If you're going to be doing several related searches (e.g. a particular request, then specific actions with that request), you can save prescanned versions:

如果您要进行多个相关搜索(例如特定请求,然后对该请求执行特定操作),您可以保存预扫描版本:

# Prescan for a particular request (repeat for each request you'll be working with):
gzip -cdfq example.log.gz | egrep '2064351200' > prescan-2064351200.log

# Search the prescanned file + recent additions:
{ cat prescan-2064351200.log; tail -c +$compressedsize example.log | egrep '2064351200'; } | egrep 'action: example'

回答by glenn Hymanman

If you don't know the sequence of your strings, then:

如果您不知道字符串的顺序,则:

awk '/str1/ && /str2/ && /str3/ && /str4/' filename

If you know that they will appear one following another in the line:

如果您知道它们将一个接一个地出现在该行中:

grep 'str1.*str2.*str3.*str4' filename

(note for awk, {print}is the default action block, so it can be omitted if the condition is given)

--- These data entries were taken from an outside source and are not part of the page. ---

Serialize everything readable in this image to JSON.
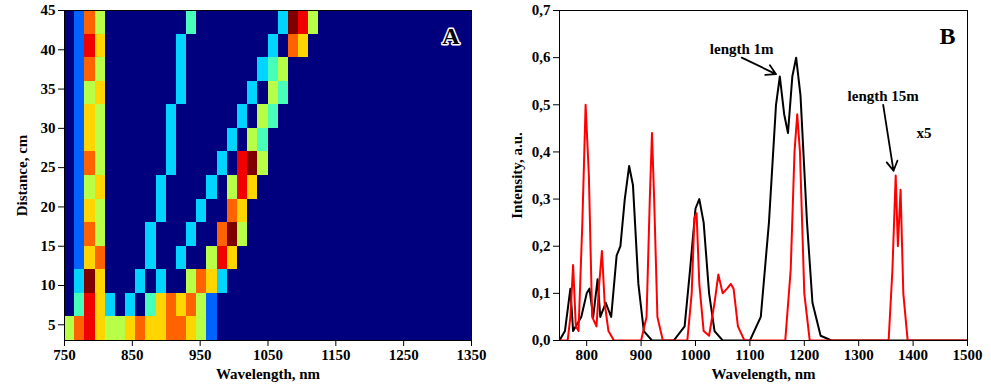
{
  "chart_data": [
    {
      "panel": "A",
      "type": "heatmap",
      "x_label": "Wavelength, nm",
      "y_label": "Distance, cm",
      "xlim": [
        750,
        1350
      ],
      "xticks": [
        750,
        850,
        950,
        1050,
        1150,
        1250,
        1350
      ],
      "ylim": [
        3,
        45
      ],
      "yticks": [
        5,
        10,
        15,
        20,
        25,
        30,
        35,
        40,
        45
      ],
      "heatmap": {
        "x": [
          757.5,
          772.5,
          787.5,
          802.5,
          817.5,
          832.5,
          847.5,
          862.5,
          877.5,
          892.5,
          907.5,
          922.5,
          937.5,
          952.5,
          967.5,
          982.5,
          997.5,
          1012.5,
          1027.5,
          1042.5,
          1057.5,
          1072.5,
          1087.5,
          1102.5,
          1117.5,
          1132.5,
          1147.5,
          1162.5,
          1177.5,
          1192.5,
          1207.5,
          1222.5,
          1237.5,
          1252.5,
          1267.5,
          1282.5,
          1297.5,
          1312.5,
          1327.5,
          1342.5
        ],
        "y": [
          4.5,
          7.5,
          10.5,
          13.5,
          16.5,
          19.5,
          22.5,
          25.5,
          28.5,
          31.5,
          34.5,
          37.5,
          40.5,
          43.5
        ],
        "z": [
          [
            5,
            7,
            8,
            6,
            5,
            5,
            6,
            7,
            6,
            6,
            7,
            7,
            6,
            5,
            2,
            0,
            0,
            0,
            0,
            0,
            0,
            0,
            0,
            0,
            0,
            0,
            0,
            0,
            0,
            0,
            0,
            0,
            0,
            0,
            0,
            0,
            0,
            0,
            0,
            0
          ],
          [
            0,
            4,
            8,
            6,
            3,
            0,
            3,
            0,
            4,
            6,
            7,
            6,
            7,
            5,
            2,
            0,
            0,
            0,
            0,
            0,
            0,
            0,
            0,
            0,
            0,
            0,
            0,
            0,
            0,
            0,
            0,
            0,
            0,
            0,
            0,
            0,
            0,
            0,
            0,
            0
          ],
          [
            0,
            3,
            9,
            6,
            0,
            0,
            0,
            3,
            0,
            3,
            0,
            0,
            5,
            7,
            6,
            3,
            0,
            0,
            0,
            0,
            0,
            0,
            0,
            0,
            0,
            0,
            0,
            0,
            0,
            0,
            0,
            0,
            0,
            0,
            0,
            0,
            0,
            0,
            0,
            0
          ],
          [
            0,
            2,
            6,
            7,
            0,
            0,
            0,
            0,
            3,
            0,
            0,
            3,
            0,
            0,
            5,
            8,
            6,
            0,
            0,
            0,
            0,
            0,
            0,
            0,
            0,
            0,
            0,
            0,
            0,
            0,
            0,
            0,
            0,
            0,
            0,
            0,
            0,
            0,
            0,
            0
          ],
          [
            0,
            2,
            7,
            5,
            0,
            0,
            0,
            0,
            3,
            0,
            0,
            0,
            3,
            0,
            0,
            7,
            9,
            5,
            0,
            0,
            0,
            0,
            0,
            0,
            0,
            0,
            0,
            0,
            0,
            0,
            0,
            0,
            0,
            0,
            0,
            0,
            0,
            0,
            0,
            0
          ],
          [
            0,
            2,
            6,
            5,
            0,
            0,
            0,
            0,
            0,
            3,
            0,
            0,
            0,
            3,
            0,
            0,
            7,
            6,
            0,
            0,
            0,
            0,
            0,
            0,
            0,
            0,
            0,
            0,
            0,
            0,
            0,
            0,
            0,
            0,
            0,
            0,
            0,
            0,
            0,
            0
          ],
          [
            0,
            2,
            5,
            6,
            0,
            0,
            0,
            0,
            0,
            3,
            0,
            0,
            0,
            0,
            3,
            0,
            5,
            8,
            6,
            0,
            0,
            0,
            0,
            0,
            0,
            0,
            0,
            0,
            0,
            0,
            0,
            0,
            0,
            0,
            0,
            0,
            0,
            0,
            0,
            0
          ],
          [
            0,
            2,
            7,
            5,
            0,
            0,
            0,
            0,
            0,
            0,
            3,
            0,
            0,
            0,
            0,
            3,
            0,
            8,
            9,
            5,
            0,
            0,
            0,
            0,
            0,
            0,
            0,
            0,
            0,
            0,
            0,
            0,
            0,
            0,
            0,
            0,
            0,
            0,
            0,
            0
          ],
          [
            0,
            2,
            6,
            5,
            0,
            0,
            0,
            0,
            0,
            0,
            3,
            0,
            0,
            0,
            0,
            0,
            3,
            0,
            5,
            4,
            0,
            0,
            0,
            0,
            0,
            0,
            0,
            0,
            0,
            0,
            0,
            0,
            0,
            0,
            0,
            0,
            0,
            0,
            0,
            0
          ],
          [
            0,
            2,
            6,
            5,
            0,
            0,
            0,
            0,
            0,
            0,
            3,
            0,
            0,
            0,
            0,
            0,
            0,
            3,
            0,
            5,
            4,
            0,
            0,
            0,
            0,
            0,
            0,
            0,
            0,
            0,
            0,
            0,
            0,
            0,
            0,
            0,
            0,
            0,
            0,
            0
          ],
          [
            0,
            2,
            5,
            6,
            0,
            0,
            0,
            0,
            0,
            0,
            0,
            3,
            0,
            0,
            0,
            0,
            0,
            0,
            3,
            0,
            5,
            4,
            0,
            0,
            0,
            0,
            0,
            0,
            0,
            0,
            0,
            0,
            0,
            0,
            0,
            0,
            0,
            0,
            0,
            0
          ],
          [
            0,
            2,
            7,
            5,
            0,
            0,
            0,
            0,
            0,
            0,
            0,
            3,
            0,
            0,
            0,
            0,
            0,
            0,
            0,
            3,
            4,
            5,
            0,
            0,
            0,
            0,
            0,
            0,
            0,
            0,
            0,
            0,
            0,
            0,
            0,
            0,
            0,
            0,
            0,
            0
          ],
          [
            0,
            2,
            8,
            6,
            0,
            0,
            0,
            0,
            0,
            0,
            0,
            3,
            0,
            0,
            0,
            0,
            0,
            0,
            0,
            0,
            3,
            0,
            7,
            6,
            0,
            0,
            0,
            0,
            0,
            0,
            0,
            0,
            0,
            0,
            0,
            0,
            0,
            0,
            0,
            0
          ],
          [
            0,
            2,
            7,
            5,
            0,
            0,
            0,
            0,
            0,
            0,
            0,
            0,
            4,
            0,
            0,
            0,
            0,
            0,
            0,
            0,
            0,
            3,
            9,
            8,
            5,
            0,
            0,
            0,
            0,
            0,
            0,
            0,
            0,
            0,
            0,
            0,
            0,
            0,
            0,
            0
          ]
        ]
      }
    },
    {
      "panel": "B",
      "type": "line",
      "x_label": "Wavelength, nm",
      "y_label": "Intensity, a.u.",
      "xlim": [
        750,
        1500
      ],
      "xticks": [
        800,
        900,
        1000,
        1100,
        1200,
        1300,
        1400,
        1500
      ],
      "ylim": [
        0,
        0.7
      ],
      "yticks": [
        {
          "value": 0,
          "label": "0,0"
        },
        {
          "value": 0.1,
          "label": "0,1"
        },
        {
          "value": 0.2,
          "label": "0,2"
        },
        {
          "value": 0.3,
          "label": "0,3"
        },
        {
          "value": 0.4,
          "label": "0,4"
        },
        {
          "value": 0.5,
          "label": "0,5"
        },
        {
          "value": 0.6,
          "label": "0,6"
        },
        {
          "value": 0.7,
          "label": "0,7"
        }
      ],
      "series": [
        {
          "name": "length 1m",
          "color": "#000000",
          "x": [
            750,
            760,
            770,
            775,
            790,
            800,
            805,
            812,
            820,
            825,
            835,
            845,
            855,
            862,
            870,
            878,
            885,
            895,
            905,
            920,
            960,
            980,
            990,
            1000,
            1007,
            1015,
            1025,
            1035,
            1050,
            1100,
            1120,
            1135,
            1148,
            1155,
            1163,
            1170,
            1178,
            1185,
            1193,
            1205,
            1215,
            1230,
            1250,
            1500
          ],
          "values": [
            0,
            0.02,
            0.11,
            0.02,
            0.05,
            0.1,
            0.11,
            0.05,
            0.13,
            0.05,
            0.08,
            0.05,
            0.18,
            0.2,
            0.3,
            0.37,
            0.33,
            0.12,
            0.02,
            0,
            0,
            0.03,
            0.15,
            0.28,
            0.3,
            0.25,
            0.1,
            0.02,
            0,
            0,
            0.05,
            0.25,
            0.5,
            0.56,
            0.48,
            0.44,
            0.56,
            0.6,
            0.52,
            0.25,
            0.08,
            0.01,
            0,
            0
          ],
          "annotation": {
            "x": 1085,
            "y": 0.6,
            "arrow_to": [
              1148,
              0.565
            ]
          }
        },
        {
          "name": "length 15m",
          "color": "#ff0000",
          "x": [
            750,
            765,
            770,
            775,
            780,
            785,
            792,
            798,
            804,
            810,
            818,
            823,
            828,
            833,
            840,
            850,
            900,
            910,
            916,
            920,
            924,
            930,
            940,
            985,
            993,
            998,
            1002,
            1007,
            1015,
            1025,
            1035,
            1042,
            1050,
            1058,
            1065,
            1070,
            1078,
            1090,
            1165,
            1175,
            1182,
            1187,
            1192,
            1200,
            1210,
            1355,
            1362,
            1368,
            1372,
            1377,
            1382,
            1390,
            1500
          ],
          "values": [
            0,
            0,
            0.05,
            0.16,
            0.03,
            0.02,
            0.25,
            0.5,
            0.35,
            0.05,
            0.03,
            0.12,
            0.19,
            0.08,
            0.02,
            0,
            0,
            0.05,
            0.3,
            0.44,
            0.3,
            0.05,
            0,
            0,
            0.1,
            0.26,
            0.27,
            0.12,
            0.02,
            0.01,
            0.08,
            0.14,
            0.1,
            0.11,
            0.12,
            0.11,
            0.03,
            0,
            0,
            0.15,
            0.4,
            0.48,
            0.4,
            0.1,
            0,
            0,
            0.15,
            0.35,
            0.2,
            0.32,
            0.1,
            0,
            0
          ],
          "annotation": {
            "x": 1345,
            "y": 0.5,
            "arrow_to": [
              1364,
              0.36
            ]
          }
        }
      ],
      "annotations": [
        {
          "text": "x5",
          "x": 1420,
          "y": 0.44
        }
      ]
    }
  ]
}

(awk 的注意事项,{print}是默认的动作块,所以如果给定条件可以省略)

Dealing with files that large is going to be slow no matter how you slice it.

无论您如何切片,处理这么大的文件都会很慢。

回答by hemflit

As to multi-line programs on the command line,

至于命令行上的多行程序,

$ awk 'BEGIN { print "File\tOwner" }
> { print , "\t", \
> }
> END { print " - DONE -" }' infile > outfile

Note the single quotes.

注意单引号。

回答by tripleee

If you process the same file multiple times, it might be faster to read it into a database, and perhaps even create an index.

如果多次处理同一个文件,将其读入数据库甚至可能创建索引可能会更快。